Ranking Atp, la top-20 degli italiani

1 (2, +1) Jannik Sinner 8,710
2 (24, =0) Lorenzo Musetti 1.610
3 (35, +3) Matteo Arnaldi 1.171
4 (61, -8) Lorenzo Sonego 875
5 (63, =0) Flavio Cobolli 865
6 (72, +3) Luciano Darderi 781
7 (75, +21) Luca Nardi 748
8 (100, +3) Fabio Fognini 599
9 (135, +7) Matteo Berrettini 470
10 (136, +12) Andrea Vavassori 470

La gioia del presidente Binaghi

“Abbiamo un mattatore che si chiama Jannik Sinner. Sta battendo tutti i record, che non avevamo nemmeno sognato perché non pensavamo che sarebbe potuto succedere. Ma sta accadendo, e con una fretta che nessuno avrebbe potuto immaginare”. Il presidente della Federazione Italiana Tennis e Padel, Angelo Binaghi, ha espresso a SuperTennis il suo orgoglio per il trionfo di Jannik Sinner a Miami e per il momento d’oro del tennis italiano.
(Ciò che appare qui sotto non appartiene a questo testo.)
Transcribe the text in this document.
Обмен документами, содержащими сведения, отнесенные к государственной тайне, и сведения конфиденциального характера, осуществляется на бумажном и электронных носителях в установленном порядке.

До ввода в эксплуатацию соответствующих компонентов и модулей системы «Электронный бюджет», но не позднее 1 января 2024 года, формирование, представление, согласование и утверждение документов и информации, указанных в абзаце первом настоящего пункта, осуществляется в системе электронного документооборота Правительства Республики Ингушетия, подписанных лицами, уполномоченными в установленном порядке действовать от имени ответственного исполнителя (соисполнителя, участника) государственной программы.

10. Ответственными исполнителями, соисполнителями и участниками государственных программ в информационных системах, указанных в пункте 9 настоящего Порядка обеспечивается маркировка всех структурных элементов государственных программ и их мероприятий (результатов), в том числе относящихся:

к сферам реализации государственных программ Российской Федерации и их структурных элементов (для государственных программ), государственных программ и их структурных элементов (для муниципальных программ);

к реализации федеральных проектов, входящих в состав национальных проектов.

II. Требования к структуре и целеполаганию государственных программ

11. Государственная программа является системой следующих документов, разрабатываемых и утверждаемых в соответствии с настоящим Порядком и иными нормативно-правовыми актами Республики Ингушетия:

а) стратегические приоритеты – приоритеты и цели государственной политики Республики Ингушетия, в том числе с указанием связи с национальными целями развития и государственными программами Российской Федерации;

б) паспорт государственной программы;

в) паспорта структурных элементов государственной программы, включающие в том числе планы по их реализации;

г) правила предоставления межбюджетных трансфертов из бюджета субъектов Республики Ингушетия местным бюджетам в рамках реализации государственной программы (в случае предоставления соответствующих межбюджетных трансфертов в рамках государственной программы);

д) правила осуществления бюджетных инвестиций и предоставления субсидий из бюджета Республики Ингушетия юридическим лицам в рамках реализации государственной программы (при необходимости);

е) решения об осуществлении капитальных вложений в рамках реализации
La svolta del suo percorso a Miami, ha dichiarato Binaghi, “è stata l’ultima ora del quarto di finale contro Machac. Ha alzato il livello rispetto alle partite precedenti e da lì ha giocato un tennis stratosferico”. Jannik, ha sottolineato Binaghi, “è un ragazzo straordinario con un’educazione e dei valori eccezionali, che ha costruito uno staff di livello assoluto. Sarà molto importante da questo momento in poi centellinare le sue risorse, come Jannik ha già saputo fare in periodi non sospetti, come quando saltò le Olimpiadi a Tokyo o il girone di Davis a Bologna. Ora penso che debba rifiatare un po’ per arrivare ai cinque, sei appuntamenti più importanti della stagione al meglio”.